『読売新聞』2007年1月26日付

会社設立大学 解禁見送り、政府 特区で問題多発


構造改革特区だけに認められている株式会社による学校設立について、政府は25日、全国解禁を当面の間見送る方針を固めた。株式会社が初めて設立した「LEC東京リーガルマインド大学」(本部・東京都千代田区)の法令違反が明らかになるなど、株式会社立の学校の多くで経営面や教育研究面に問題が見つかったためだ。

文部科学省は同日午後、LEC大に対し、学校教育法に基づく初の改善勧告を発動。改善した内容について、30日以内に書面で報告するよう求めた。

私立学校の設立・経営は、学校教育法で学校法人にしか認められていないが、2003年度から、特区制度を利用すれば株式会社も学校を設立できるようになった。現在、株式会社立の学校は、大学6校、高校13校、中学1校の計20校ある。

特区制度は、弊害がなければ、一定期間後に、全国で規制を完全になくすことが前提となっており、株式会社の学校設立についても、政府の構造改革特区推進本部が2006年度中に、全国解禁を認めることを視野に検討を進めていた。

ところが、文科省による株式会社立学校の調査で、〈1〉収支が赤字〈2〉大幅な定員割れ〈3〉他の仕事と兼務する教員の指導力不足〈4〉図書館の蔵書が少ない――などの問題が浮上。さらにLEC大が改善勧告を受けることになったことから、同本部は、全国解禁を見送らざるを得ないと判断した。

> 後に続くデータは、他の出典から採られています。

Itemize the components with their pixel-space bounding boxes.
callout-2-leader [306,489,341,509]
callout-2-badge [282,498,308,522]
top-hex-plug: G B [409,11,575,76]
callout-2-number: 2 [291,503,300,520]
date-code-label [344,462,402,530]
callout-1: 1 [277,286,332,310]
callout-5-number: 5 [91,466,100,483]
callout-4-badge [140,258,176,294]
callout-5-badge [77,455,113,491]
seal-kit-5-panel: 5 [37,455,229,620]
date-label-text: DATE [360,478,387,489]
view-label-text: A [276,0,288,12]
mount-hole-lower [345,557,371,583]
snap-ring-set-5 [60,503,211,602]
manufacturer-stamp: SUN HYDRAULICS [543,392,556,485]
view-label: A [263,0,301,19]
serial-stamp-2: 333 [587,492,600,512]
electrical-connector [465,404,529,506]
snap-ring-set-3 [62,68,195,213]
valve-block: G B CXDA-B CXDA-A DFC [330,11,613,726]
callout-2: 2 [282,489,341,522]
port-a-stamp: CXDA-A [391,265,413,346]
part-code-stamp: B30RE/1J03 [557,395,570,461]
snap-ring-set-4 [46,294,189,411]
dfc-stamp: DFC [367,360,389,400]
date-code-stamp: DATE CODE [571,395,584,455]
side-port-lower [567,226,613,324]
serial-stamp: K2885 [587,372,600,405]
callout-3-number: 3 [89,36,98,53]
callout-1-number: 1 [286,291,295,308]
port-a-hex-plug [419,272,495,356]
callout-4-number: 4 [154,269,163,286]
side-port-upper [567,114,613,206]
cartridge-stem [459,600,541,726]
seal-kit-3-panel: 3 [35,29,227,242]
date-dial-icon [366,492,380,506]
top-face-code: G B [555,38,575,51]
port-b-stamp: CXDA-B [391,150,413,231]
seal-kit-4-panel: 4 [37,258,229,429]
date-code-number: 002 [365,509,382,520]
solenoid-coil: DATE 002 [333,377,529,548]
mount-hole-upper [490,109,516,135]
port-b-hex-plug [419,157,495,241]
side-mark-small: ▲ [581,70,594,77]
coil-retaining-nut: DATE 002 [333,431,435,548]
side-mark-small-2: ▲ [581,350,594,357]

一方、文科省はLEC大への改善勧告の中で、専任教員の実態と教育方法の2点が、大学設置基準などに明確に違反すると認定した。専任教員173人中106人が授業を全く行っていなかったほか、ビデオ授業のほとんどで教員が立ち会わず、質疑応答が可能なのはビデオ授業全体の約1%しかなかった。

また、授業を行っている専任教員67人のうち40人は、経営母体の株式会社が全国展開する資格試験対策予備校で勤務していた。文科省は、大学と予備校が一体化している点についても改善に努めるよう求めた。

今後、LEC大が勧告内容を改善できなければ、学校教育法に基づく変更命令、廃止命令に進むことになる。同大は、特区の株式会社立学校が解禁された初年度の特例により、わずか3か月の審査で設置認可され、04年4月に開校した。

構造改革特区 地域限定で特定分野の規制を緩和する制度。自治体が計画を申請し、政府が認定する。これまでに株式会社の農業参入など計121件が、地域限定の規制が外され、全国解禁された。